Efavirenz

Detailed information

Fass environmental information

Fass environmental information for Stocrin (efavirenz) from MSD retrieved on 2025-06-26).

Hazard

Persistence: "Biotic degradation. Biodegradation Simulation Screening (FDA 3.11) ... Test results showed 12% biodegradation to CO₂ by Day 28.
Abiotic degradation. Photolysis (EPA 795.70) ... Test results indicate 85% photo-degradation over 16 days.
Justification of chosen degradation phrase: Efavirenz is degradable in biological systems and via photolysis, however the criteria for classification as degradable was not met. The phrase “Efavirenz is potentially persistent” is thus chosen."

Bioaccumulation: "Bioconcentration Factor (OECD 305). ... Measured BCF values were 439 for low concentration (0.9 µg/L) and 454 for high concentration (9 µg/L) Justification of chosen bioaccumulation phrase: Since measured BCF < 500, the substance has low potential for bioaccumulation."

Toxicity: There are data for 3 trophic levels, most sensitive algae NOEC 26 microg/L.

Risk

PEC/PNEC is based on sales data in Sweden in year 2022. PEC/PNEC = 0.0088 which gives the risk insignificant.

EMA’s scientific discussion on Stocrin

EMA’s scientific discussion on Stocrin dated 3 November 2005. "Environmental risk assessment does not foresee any toxicological risk for the environment with efavirenz."

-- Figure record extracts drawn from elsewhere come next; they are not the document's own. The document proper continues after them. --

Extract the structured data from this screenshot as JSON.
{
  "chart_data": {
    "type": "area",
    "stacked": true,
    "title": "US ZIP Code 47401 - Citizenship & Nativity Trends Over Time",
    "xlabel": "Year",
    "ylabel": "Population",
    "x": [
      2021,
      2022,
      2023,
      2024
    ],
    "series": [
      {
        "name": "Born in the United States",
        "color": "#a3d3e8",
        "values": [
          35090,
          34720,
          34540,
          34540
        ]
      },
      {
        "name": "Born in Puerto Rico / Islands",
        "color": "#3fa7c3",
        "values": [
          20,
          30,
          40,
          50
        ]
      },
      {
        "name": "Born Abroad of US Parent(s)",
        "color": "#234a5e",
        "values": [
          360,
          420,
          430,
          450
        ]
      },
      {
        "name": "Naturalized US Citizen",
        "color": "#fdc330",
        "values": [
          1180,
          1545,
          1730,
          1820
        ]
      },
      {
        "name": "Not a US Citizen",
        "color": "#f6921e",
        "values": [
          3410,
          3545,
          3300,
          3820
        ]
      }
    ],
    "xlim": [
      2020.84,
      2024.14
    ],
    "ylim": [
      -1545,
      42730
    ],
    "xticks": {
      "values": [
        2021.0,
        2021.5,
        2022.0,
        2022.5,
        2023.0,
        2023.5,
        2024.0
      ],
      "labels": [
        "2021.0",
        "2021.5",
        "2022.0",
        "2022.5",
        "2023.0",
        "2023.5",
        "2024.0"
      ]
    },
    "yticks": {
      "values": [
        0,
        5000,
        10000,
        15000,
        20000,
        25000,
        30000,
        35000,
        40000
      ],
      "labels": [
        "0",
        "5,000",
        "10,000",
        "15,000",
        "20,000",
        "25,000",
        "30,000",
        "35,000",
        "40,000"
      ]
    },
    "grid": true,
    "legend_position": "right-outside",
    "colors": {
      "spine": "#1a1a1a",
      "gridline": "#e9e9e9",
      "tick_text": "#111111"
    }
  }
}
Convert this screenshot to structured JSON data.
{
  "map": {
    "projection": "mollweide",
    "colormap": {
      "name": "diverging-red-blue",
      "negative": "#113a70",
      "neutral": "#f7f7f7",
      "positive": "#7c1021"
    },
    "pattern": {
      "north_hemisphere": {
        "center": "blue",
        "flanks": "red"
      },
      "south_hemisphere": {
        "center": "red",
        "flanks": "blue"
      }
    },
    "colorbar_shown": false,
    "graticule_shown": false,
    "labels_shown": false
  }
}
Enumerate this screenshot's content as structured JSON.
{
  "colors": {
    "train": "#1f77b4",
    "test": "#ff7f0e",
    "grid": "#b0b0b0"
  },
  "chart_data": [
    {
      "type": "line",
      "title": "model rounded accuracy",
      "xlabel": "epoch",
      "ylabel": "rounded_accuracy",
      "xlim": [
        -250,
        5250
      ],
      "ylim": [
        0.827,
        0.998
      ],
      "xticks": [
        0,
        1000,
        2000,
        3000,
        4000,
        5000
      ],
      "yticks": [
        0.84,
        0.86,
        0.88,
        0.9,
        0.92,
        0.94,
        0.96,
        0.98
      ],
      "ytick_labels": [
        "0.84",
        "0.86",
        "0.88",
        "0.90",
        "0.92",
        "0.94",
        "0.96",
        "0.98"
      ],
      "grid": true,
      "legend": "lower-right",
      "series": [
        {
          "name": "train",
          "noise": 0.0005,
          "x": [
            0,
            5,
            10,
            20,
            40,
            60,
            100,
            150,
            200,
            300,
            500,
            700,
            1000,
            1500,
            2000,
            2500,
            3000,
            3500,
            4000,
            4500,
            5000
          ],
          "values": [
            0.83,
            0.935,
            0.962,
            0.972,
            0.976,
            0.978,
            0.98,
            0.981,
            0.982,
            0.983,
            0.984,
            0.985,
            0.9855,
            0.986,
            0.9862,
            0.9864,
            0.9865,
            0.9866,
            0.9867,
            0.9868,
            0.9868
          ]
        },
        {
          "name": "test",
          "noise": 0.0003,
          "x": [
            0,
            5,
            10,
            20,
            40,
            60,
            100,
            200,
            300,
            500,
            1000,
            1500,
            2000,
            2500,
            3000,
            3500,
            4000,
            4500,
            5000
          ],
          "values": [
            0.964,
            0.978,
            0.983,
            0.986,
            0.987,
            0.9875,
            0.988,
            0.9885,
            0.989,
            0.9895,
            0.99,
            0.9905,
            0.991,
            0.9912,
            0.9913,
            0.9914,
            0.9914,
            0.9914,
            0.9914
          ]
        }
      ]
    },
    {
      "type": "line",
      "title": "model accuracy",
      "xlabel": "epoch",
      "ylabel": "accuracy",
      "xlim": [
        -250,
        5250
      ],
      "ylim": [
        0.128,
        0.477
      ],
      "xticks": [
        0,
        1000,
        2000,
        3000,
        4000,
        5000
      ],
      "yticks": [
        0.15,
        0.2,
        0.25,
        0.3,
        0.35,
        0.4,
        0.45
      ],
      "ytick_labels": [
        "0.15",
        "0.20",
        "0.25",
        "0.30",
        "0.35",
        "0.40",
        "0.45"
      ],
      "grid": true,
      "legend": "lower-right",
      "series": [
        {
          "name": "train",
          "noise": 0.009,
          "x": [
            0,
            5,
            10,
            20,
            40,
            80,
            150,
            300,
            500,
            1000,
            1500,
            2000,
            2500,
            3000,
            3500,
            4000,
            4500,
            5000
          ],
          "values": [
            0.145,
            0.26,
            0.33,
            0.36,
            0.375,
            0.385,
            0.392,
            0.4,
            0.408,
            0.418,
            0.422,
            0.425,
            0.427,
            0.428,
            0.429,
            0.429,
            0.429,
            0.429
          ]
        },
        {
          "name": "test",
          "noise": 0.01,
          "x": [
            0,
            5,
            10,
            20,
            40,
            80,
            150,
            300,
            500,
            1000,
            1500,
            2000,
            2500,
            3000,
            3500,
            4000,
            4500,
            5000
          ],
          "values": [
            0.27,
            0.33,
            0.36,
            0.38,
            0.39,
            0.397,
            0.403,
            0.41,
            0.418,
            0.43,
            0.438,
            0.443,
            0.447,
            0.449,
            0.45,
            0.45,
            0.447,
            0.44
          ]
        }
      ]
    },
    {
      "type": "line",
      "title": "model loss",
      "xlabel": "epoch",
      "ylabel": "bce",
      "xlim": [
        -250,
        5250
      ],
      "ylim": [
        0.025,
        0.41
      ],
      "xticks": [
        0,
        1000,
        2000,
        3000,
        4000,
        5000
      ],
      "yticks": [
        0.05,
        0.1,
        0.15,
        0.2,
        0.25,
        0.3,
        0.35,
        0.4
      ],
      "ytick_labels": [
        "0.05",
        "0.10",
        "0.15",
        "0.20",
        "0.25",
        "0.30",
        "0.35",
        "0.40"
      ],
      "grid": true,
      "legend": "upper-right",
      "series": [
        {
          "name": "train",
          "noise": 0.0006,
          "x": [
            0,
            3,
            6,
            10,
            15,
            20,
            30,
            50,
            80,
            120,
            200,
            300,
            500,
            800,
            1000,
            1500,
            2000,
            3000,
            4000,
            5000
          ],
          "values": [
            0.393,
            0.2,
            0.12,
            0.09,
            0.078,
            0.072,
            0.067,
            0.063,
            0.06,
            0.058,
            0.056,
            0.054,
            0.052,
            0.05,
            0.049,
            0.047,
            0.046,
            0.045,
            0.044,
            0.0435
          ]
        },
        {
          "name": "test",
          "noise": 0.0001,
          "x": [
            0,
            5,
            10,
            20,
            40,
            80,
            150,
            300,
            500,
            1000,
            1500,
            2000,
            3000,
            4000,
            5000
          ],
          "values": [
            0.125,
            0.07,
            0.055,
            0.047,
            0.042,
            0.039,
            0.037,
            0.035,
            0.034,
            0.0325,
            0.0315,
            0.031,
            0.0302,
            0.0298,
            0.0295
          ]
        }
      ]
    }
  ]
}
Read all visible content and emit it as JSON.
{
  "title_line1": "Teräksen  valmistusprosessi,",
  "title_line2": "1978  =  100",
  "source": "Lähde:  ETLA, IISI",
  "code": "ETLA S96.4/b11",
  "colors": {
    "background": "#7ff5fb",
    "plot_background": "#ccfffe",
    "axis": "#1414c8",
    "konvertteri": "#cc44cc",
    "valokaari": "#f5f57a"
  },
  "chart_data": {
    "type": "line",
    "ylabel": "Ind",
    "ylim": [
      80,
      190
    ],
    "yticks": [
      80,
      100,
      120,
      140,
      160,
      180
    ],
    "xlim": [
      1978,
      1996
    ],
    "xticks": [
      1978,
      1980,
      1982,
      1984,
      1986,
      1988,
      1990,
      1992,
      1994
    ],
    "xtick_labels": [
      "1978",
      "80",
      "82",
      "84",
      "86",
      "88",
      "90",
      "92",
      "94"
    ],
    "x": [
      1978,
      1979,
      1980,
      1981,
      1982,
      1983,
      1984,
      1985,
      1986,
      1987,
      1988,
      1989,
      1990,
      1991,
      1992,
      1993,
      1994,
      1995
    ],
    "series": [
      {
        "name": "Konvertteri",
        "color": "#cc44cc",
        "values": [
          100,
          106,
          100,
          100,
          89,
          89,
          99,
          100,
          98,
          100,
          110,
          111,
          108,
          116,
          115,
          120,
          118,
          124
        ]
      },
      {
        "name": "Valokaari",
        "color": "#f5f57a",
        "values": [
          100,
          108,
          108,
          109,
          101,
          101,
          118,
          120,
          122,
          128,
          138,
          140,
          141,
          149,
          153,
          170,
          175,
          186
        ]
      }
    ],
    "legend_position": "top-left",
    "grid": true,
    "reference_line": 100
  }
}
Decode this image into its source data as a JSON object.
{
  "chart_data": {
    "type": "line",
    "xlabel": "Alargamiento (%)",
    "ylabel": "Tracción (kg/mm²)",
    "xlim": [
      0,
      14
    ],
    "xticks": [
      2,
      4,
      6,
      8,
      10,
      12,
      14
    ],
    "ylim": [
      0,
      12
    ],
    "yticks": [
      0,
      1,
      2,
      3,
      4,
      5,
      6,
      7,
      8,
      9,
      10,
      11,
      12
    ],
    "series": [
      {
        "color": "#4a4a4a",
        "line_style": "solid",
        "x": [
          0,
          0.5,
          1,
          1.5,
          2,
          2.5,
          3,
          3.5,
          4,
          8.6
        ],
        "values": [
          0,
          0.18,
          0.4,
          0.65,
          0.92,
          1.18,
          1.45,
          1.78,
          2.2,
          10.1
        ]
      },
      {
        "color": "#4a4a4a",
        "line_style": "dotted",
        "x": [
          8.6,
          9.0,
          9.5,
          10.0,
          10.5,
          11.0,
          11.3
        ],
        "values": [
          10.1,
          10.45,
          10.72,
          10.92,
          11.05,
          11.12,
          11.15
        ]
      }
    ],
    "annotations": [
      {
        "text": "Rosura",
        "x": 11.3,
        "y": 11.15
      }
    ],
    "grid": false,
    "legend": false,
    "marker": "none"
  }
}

Assessment reports for generic versions of efavirenz

There are several assessment reports for generic products containing efavirenz with similar information. The most recent is for Efavirenz/Emtricitabine/Tenofovir disoproxil Krka, dated 14 December 2017 (EMA/846772/2017). "The applicant submitted a statement that this combination product of efavirenz, emtricitabine and tenofovir DS does not contain any genetically modified organisms. Since efavirenz, emtricitabine and tenofovir has already been present on the European market with the originator's product for several years with recognized efficacy and an acceptable level of safety, the introduction of the generic product onto the market is unlikely to result in any significant increase in the environmental exposure and would thus not be expected to have an adverse effect upon the environment. With this regard and on the basis of CHMP Guideline on the Environmental Risk Assessment of Medicinal Products for Human Use (EMEA/CHMP/SWP/4447/00), a formal environmental risk assessment for efavirenz, emtricitabine and tenofovir DS was not considered necessary by the Applicant and this is acceptable to the CHMP."

Statement regarding generic medicines

After the implementation of the latest European Medicines Agency (EMA) ERA guideline (1 September 2024), a generic company has the following options for Article 10 procedures under Directive 2001/83/EC:

i) to argue that a full ERA is not required because the pharmaceutical substance belongs to certain substance groups (e.g., so-called natural substances);

ii) to identify an official ERA from a previously accepted product and use it; or

iii) to develop its own ERA according to the latest EMA ERA guideline.

Arguments for not submitting an Environmental Risk Assessment (ERA) based on the claim that total environmental exposure has not increased (via total sales volumes) belong to the previous ERA guideline system (2006–2024) and are no longer applicable. Regarding option ii), it should be noted that if a reference ERA exists, the generic company must demonstrate that its conclusions remain technically relevant (since the latest ERA guideline introduced several new technical requirements absent in the previous ERA guideline) and in terms of exposure (showing that the estimated exposure used in the reference ERA remains reasonable). Regulatory authorities (national and EMA) recommend that generic companies attempt to obtain reference ERA documentation from other companies via a so-called Letter of Access (LoA). However, if this is not possible, it remains feasible to argue that the conclusions of an existing reference ERA are still relevant based on information gathered from public assessment reports (summarized descriptions of environmental risk assessments) and product information (to confirm that dosages, indications, etc., have not changed). It should be noted that in some cases, reference ERAs approved between 2006 and 2024 may need to be modified (e.g., with additional experimental studies). If no previous reference ERA can be identified or used, the generic company must commit to developing its own ERA.